UK Faces New Challenges for EU Exit

Weekly Report - 12/06/2017

Hung UK Parliament Increases Brexit Negotiation Headwinds, Sinking Pound


Prime Minister Theresa May’s plans to help consolidate power in the House of Commons backfired spectacularly last week after her Conservative Party’s majority was whittled away, creating the need to form a coalition government.  The resulting steep drop in the Pound reflected the heightened uncertainty with Brexit negotiations rapidly on the advance.

Last Week

Political factors continued to dominate financial market headlines last week after the UK general election results were tallied.  The loss of the Conservative’s majority in the lower house of UK Parliament could cause significant turmoil, with GBPUSD falling 300 pips before recovering modestly as a immediate kneejerk reaction to the “hung parliament.”

Staying in Europe, the latest Euro Area GDP results came in stronger than anticipated for the first quarter of 2017, with quarterly growth accelerating to 0.60% while annualized expansion climbed to 1.90%.  Nevertheless, the European Central Bank refrained from adjusting monetary policy for the period, instead downgrading the inflation outlook.

The Reserve Bank of Australia also opted to leave interest rates unchanged at a record low 1.50%.  Although the economy managed to avoid a recession, maintaining the non-recessionary streak, weak household spending and growth alongside gains in the housing market remain notable risk factors.

Shifting gears, China reported inflation and trade data, with the surplus rising month over month after  import and export increases surpassed market expectations.  While consumer price inflation managed to gain ground, producer price growth continued to decelerate.

Finally, Japanese GDP growth disappointed relative to forecasts after quarterly expansion was a tepid 0.30% and a more modest 1.30% pace of gains on an annualized basis.


The Week Ahead

With UK elections in the rearview mirror, the focus shifts towards upcoming decisions from key global central banks.  A major decision will arrive from the US Federal Open Market Committee which is expected to raise rates by 0.25%.  An important takeaway from the Fed’s statement will be the likelihood of an additional hike before the end of 2017.  Upcoming inflation figures could derail a more hawkish statement, with headline inflation forecast to slow to a 2.00% annualized pace as core inflation remains steady at 1.90%.

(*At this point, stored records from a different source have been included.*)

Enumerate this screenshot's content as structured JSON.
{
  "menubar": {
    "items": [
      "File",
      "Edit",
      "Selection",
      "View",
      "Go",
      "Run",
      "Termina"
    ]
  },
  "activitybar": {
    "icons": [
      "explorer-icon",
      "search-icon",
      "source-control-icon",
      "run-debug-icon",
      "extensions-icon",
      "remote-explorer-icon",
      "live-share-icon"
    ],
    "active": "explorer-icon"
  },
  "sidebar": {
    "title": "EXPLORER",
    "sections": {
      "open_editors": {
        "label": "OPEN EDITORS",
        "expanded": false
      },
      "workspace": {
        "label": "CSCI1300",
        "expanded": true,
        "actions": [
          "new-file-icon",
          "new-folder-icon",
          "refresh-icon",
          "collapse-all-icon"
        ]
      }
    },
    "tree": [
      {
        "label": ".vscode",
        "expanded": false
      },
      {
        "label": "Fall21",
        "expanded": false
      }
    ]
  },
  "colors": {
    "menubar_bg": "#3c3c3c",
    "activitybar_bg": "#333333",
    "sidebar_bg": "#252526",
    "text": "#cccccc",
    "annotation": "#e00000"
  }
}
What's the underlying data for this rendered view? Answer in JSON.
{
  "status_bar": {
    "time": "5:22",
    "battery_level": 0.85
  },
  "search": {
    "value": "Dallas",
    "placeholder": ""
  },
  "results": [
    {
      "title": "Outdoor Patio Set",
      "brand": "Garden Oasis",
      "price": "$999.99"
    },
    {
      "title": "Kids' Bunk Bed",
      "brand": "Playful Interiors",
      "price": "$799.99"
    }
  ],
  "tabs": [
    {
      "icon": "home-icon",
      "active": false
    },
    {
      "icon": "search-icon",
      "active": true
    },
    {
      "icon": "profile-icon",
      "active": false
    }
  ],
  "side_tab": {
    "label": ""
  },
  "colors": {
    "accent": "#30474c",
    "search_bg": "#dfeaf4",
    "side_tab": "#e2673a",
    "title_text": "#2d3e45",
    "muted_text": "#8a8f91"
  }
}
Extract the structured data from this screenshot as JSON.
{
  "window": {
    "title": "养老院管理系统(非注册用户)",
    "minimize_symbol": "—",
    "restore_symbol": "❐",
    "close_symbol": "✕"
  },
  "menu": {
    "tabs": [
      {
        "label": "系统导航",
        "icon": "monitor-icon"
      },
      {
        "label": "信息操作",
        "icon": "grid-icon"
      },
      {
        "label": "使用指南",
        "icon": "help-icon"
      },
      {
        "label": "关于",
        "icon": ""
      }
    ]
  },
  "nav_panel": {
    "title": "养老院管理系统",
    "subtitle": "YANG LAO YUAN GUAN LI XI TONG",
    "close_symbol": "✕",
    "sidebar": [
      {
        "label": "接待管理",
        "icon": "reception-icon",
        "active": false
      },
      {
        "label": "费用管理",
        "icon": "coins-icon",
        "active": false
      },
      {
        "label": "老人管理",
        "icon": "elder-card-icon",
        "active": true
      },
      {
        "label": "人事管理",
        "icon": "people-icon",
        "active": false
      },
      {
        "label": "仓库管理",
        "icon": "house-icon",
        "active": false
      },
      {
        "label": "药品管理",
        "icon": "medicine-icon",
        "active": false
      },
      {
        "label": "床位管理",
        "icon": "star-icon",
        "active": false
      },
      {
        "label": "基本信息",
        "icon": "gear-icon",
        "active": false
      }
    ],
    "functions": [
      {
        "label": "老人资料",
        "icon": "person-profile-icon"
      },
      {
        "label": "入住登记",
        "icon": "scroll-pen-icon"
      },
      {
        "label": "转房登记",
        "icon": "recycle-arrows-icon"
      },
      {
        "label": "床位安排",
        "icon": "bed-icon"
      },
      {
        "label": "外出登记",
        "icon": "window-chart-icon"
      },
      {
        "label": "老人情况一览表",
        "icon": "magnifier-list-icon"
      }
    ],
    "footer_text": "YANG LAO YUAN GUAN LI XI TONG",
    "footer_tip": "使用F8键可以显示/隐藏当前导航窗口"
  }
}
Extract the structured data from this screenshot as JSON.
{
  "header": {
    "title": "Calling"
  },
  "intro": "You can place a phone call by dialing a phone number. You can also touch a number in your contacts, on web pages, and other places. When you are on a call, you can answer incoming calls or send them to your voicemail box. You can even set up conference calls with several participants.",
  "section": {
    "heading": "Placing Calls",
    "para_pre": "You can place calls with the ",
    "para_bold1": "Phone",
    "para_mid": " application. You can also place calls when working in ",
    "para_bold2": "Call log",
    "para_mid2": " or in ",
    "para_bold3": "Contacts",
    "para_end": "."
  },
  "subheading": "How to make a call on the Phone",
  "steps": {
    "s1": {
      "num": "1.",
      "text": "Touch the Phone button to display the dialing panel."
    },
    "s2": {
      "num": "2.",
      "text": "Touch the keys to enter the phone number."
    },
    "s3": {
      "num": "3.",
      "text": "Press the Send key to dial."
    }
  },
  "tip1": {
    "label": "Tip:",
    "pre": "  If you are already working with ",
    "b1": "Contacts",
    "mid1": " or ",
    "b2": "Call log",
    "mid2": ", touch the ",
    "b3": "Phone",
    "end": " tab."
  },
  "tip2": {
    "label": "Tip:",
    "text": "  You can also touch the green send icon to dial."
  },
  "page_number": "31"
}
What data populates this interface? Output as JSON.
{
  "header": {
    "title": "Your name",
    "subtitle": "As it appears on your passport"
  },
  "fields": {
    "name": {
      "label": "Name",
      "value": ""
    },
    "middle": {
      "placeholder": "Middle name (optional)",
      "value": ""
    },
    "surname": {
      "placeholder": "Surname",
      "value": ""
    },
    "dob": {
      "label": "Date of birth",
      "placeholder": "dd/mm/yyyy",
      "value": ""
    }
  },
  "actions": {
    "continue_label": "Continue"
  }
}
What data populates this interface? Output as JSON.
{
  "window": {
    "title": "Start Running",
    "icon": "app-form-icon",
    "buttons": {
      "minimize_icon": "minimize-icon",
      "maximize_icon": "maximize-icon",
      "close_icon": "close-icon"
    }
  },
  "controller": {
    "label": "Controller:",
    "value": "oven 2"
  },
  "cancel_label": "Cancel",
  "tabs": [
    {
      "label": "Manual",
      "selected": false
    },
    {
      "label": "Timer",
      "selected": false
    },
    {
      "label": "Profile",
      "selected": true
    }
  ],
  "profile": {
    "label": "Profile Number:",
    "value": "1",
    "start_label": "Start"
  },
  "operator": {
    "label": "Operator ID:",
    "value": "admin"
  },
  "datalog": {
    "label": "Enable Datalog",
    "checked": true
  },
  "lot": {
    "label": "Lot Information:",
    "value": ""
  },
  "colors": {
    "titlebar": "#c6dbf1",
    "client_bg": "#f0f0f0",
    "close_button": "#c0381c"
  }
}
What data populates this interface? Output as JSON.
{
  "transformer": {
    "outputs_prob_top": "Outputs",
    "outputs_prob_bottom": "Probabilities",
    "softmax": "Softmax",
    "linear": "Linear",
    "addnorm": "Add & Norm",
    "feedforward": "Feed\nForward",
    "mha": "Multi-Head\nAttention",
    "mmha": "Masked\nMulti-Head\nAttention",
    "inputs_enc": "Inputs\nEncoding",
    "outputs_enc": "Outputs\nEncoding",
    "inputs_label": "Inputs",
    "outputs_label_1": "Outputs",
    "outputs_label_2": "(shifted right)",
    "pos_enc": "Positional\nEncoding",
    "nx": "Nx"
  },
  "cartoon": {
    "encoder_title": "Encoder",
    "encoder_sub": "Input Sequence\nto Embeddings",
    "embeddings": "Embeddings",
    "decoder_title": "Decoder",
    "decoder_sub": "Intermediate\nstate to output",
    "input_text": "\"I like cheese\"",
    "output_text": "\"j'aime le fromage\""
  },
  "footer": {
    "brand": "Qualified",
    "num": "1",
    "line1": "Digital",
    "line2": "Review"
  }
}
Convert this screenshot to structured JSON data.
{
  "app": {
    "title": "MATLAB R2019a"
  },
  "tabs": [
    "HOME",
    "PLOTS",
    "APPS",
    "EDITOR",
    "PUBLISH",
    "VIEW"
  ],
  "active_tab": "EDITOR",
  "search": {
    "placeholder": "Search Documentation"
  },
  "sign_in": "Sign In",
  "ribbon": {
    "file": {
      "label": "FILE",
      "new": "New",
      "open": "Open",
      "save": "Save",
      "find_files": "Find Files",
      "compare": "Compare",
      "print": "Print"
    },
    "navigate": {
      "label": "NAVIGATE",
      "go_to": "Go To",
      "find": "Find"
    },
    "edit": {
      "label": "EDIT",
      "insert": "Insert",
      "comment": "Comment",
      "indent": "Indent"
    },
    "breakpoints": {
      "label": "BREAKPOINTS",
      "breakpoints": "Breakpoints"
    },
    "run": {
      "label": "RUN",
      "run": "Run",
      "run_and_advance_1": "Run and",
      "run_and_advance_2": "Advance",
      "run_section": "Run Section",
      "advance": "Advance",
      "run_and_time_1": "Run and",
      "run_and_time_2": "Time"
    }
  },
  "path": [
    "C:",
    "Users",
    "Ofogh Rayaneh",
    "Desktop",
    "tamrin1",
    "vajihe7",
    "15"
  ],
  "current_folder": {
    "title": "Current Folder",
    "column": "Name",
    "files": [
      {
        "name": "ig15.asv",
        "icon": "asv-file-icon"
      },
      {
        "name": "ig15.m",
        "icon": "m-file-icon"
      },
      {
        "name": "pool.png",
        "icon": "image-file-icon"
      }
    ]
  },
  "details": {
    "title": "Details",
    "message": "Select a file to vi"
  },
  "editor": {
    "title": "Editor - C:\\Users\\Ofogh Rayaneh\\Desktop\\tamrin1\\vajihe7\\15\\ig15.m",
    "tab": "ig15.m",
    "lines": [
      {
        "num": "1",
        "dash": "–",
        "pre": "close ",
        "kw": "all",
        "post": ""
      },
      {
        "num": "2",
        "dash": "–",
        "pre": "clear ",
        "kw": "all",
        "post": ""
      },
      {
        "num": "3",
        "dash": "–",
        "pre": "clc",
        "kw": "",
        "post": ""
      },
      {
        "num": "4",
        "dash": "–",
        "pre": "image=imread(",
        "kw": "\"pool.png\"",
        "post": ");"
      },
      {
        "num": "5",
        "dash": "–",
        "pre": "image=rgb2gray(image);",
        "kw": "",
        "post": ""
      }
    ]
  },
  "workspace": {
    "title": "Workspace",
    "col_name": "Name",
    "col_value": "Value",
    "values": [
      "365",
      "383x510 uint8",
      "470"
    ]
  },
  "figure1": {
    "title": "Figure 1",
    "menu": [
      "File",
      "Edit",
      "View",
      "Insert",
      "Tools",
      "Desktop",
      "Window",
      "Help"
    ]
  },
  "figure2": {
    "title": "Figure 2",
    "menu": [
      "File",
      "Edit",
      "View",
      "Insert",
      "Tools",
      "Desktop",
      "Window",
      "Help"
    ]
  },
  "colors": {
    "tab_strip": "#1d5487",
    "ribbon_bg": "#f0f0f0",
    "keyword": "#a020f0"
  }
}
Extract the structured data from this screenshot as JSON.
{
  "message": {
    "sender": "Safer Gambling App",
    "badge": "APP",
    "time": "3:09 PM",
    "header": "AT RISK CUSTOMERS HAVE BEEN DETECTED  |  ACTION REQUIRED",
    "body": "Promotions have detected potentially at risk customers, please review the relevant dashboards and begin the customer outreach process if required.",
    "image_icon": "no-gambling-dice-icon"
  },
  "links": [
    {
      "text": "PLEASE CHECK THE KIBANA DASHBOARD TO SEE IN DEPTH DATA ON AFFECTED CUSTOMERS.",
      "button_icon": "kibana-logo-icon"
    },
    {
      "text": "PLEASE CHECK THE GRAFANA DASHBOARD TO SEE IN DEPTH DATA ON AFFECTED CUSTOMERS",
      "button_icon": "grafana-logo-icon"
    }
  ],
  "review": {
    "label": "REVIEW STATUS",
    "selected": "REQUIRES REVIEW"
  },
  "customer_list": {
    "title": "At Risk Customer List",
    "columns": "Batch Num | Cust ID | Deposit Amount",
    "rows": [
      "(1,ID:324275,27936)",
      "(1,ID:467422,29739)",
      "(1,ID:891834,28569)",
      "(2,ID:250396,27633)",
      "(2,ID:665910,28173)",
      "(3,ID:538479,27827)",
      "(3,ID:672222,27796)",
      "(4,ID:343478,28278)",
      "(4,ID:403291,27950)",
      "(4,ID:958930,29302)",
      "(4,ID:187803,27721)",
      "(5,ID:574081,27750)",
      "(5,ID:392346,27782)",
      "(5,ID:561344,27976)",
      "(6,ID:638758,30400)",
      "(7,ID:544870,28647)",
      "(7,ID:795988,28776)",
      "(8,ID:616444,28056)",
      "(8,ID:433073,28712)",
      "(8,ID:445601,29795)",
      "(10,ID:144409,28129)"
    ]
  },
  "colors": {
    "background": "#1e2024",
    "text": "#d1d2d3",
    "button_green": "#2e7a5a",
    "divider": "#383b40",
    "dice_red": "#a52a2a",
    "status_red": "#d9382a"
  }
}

The Bank of England Monetary Policy Committee is also announcing interest rates, with no change to policy expected.  Following the election results, the Central Bank is likely to highlight their accommodative abilities.  While inflation is forecast to remain high at 2.70% annualized growth, the rate of monthly increases is slowing.

No major fireworks are anticipated during this month’s Swiss National Bank decision, with rates forecast to remain on hold at a record low -0.75%.  Until the ECB shifts its own stance, the SNB is unlikely to commit to any interest rates adjustments.

To cap off the week, the Bank of Japan will also be announcing its own monetary policy decision, with interest rates expected to be left unchanged as inflation remains well below the targeted levels.